Georgia committee discusses physician-assisted death for terminally ill Georgians

Jamie McNeil holds a picture of sister Jennifer Bullard, who sought medical aid in dying care. (Alander Rocha/Georgia Recorder)

(Georgia Recorder) — For Jennifer Bullard, the decision to seek a physician-assisted death was not an act of wanting to die but of taking control over how and when she died, said Bullard’s sister, Jamie McNeil

Speaking to the Georgia House Public and Community Health Committee Monday, McNeil, shared how her sister’s ALS diagnosis progressively paralyzed her muscles, leading to “excruciating” and “brutal” suffering and that despite Bullard’s courage and her family’s round-the-clock care, could not be fully alleviated by conventional medical care. Bullard, McNeil said, was terrified of locked-in syndrome, a state of total paralysis while the mind remains conscious and alert.

“Unable to communicate, unable to speak, unable to move at all — to me, that is the very definition of torture, and my sister didn’t deserve to be tortured,” McNeil said. “Jennifer adamantly did not want to die, but she even more adamantly did not want to go through the locked-in syndrome.”

Rep. Sharon Cooper. (Ross Williams/Georgia Recorder)

McNeil said that the medical aid in dying (MAID) option gave her sister a sense of dignity and peace, allowing her to coordinate a “beautiful passing” that included a final, intimate farewell with family and friends. After receiving the medication, McNeil said she held her sister, who peacefully passed away within minutes.

“The most harm that you could have done to Jennifer would be to have made her live out this disease in that torture,” McNeil said.

Bullard underwent the procedure in California, where it is legal, unlike in Georgia.

Committee chair Rep. Sharon Cooper, a Marietta Republican, said the purpose for the committee hearing was to learn about MAID. There has not been a bill filed in previous sessions, and it’s unclear if legislation related to MAID will be considered yet in the next session.

Dr. Adrienne Mims, a geriatrician and vice chair of the Georgia Council on Aging, described MAID as a medical choice for a terminally ill, mentally capable adult to obtain and self-administer a prescription to die peacefully. She clarified it is distinct from suicide, which she noted is a separate public health issue. Mims presented data from Oregon, where MAID has been legal since 1997, showing that while thousands of prescriptions have been written, only a fraction are used.

Rep. Scott Hilton. (Ross Williams/Georgia Recorder)

“It is a choice. Sometimes people feel it’s empowering to be able to have that as an option,” Mims said.

Palliative care is focused on improving a patient’s quality of life at any stage of a serious illness, while hospice is for those with a prognosis of six months or less.

Anthony Davis, a social worker in palliative care, said that a patient’s request for MAID could stem from a lack of resources rather than a true desire to die. He said that as a social worker, he is in favor of autonomy in end-of-life care, but he said that there must be “resources in place,” such as proper mental health counseling, before MAID is an option.

“Once you assess further, you find it’s not death that they’re wanting, it’s the lack of resources,” Davis said. “It’s the fact that they don’t have the things needed, whether it be transportation, whether it be food, whether it be caregiver support, sometimes it’s that they don’t even have support from their family.”

Rep. Scott Hilton, a Republican from Peachtree Corners, expressed moral discomfort about family members’ ability to “push” such an option and fear of a “perverse incentive” where insurance companies might promote MAID as a cheaper alternative to costly long-term care.

Rep. Dexter Sharper. (Ross Williams/Georgia Recorder)

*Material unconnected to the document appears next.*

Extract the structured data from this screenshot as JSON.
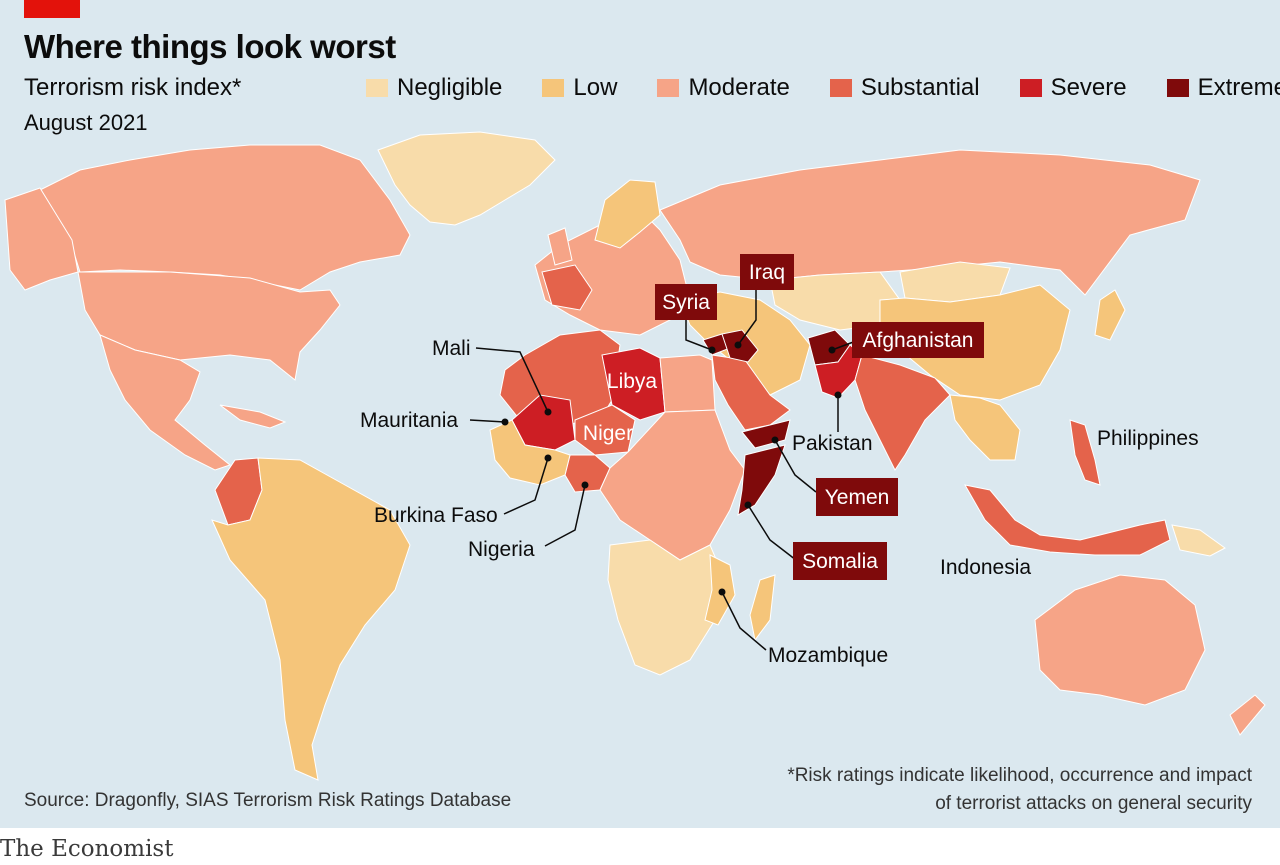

“How do we prohibit financial incentives from coming into play here, either from the family who is maybe seeking benefit from that person passing, or, for example, insurance companies who may begin to push this as a cheaper option as opposed to prolonging life?” he asked.

Rep. Dexter Sharper, a Valdosta Democrat who has worked as a paramedic for more than two decades, said that he’d much rather this be an option than hearing that a family member died by suicide because they had no other option.

“I remember all the suicides that I’ve been to as a paramedic over the last 30 years. Every last one of them, I don’t suffer with anything from it, thank God, but I remember where I was and where they did it to themselves. So those are things that you guys just have to keep in mind, there are going to be other issues that happen,” Sharper said.